All this building activity is reflective of the health of the school. This is not an “if we build it, they will come” strategy. These new facilities reflect current demand and the School Council’s desire to provide our students with the highest quality learning environment.
II would like to thank the members of the School Council for their hard work and diligence throughout the year. They are a very capable group of people, making chairing the meetings both a joy and a challenge.
Our job as a School Council is made much easier due to the exceptional nature of the executive staff team. As you may recall, our Headmaster undertook study leave during the first term this year. Mr. Kokic very ably filled the role of acting Headmaster with the support of the rest of the executive team.
Mr Kokic, did a tremendous job steering the school through yet another trying period. His 25 years at the school, including 13 as Deputy, have given him a depth of experience and intimate knowledge of how the School works. He is an invaluable leader and 2IC to the Headmaster.

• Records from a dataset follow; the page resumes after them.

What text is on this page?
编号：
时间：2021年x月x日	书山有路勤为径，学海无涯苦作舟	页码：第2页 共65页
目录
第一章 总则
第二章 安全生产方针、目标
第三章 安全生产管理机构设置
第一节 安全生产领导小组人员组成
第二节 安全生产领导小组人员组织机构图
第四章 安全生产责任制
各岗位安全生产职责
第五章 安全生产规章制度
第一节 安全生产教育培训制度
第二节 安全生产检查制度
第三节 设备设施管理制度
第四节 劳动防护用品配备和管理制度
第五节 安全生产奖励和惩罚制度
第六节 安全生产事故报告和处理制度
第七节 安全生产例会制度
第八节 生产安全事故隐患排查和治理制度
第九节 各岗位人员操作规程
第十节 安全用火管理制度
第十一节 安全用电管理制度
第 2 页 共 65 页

When the flooding did hit in the first term, Mr Kokic took it in his stride, despite having Covid himself. He made the hard decisions and got the job done with professionalism and minimal fuss. Mr Kokic, thank you for leading the school with such wisdom, skill and love this year. We are all grateful for the godly leader that you are.
As a school, we are blessed to have a Headmaster of such Christian maturity and professional capacity. Dr Nockles’ educational insight, genuine pastoral concern for staff and students, operational proficiency, and godly example are evident every week.
The wonderful culture that we enjoy at Macarthur hasn’t come about by chance. Over his 14 years as Headmaster, Dr Nockles has cast a vision of what the school could be, and he has put systems and structures in place which have allowed students and staff to rise to that high standard. He has spent countless hours educating the educators and working with his executive team to improve every aspect of school life.
It is hard to grasp the sheer scope of the Headmaster’s role until you get close. The responsibilities are vast, the pressures are constant, the problems that need to be solved are complex, and the critics are many and often misinformed.
I thank God for the capacity and resilience he has given our Headmaster. Challenges that would overwhelm most of us, Dr Nockles rises to meet repeatedly; he keeps leading with enthusiasm, relating graciously, innovating with fresh vision and serving the Lord Jesus joyfully.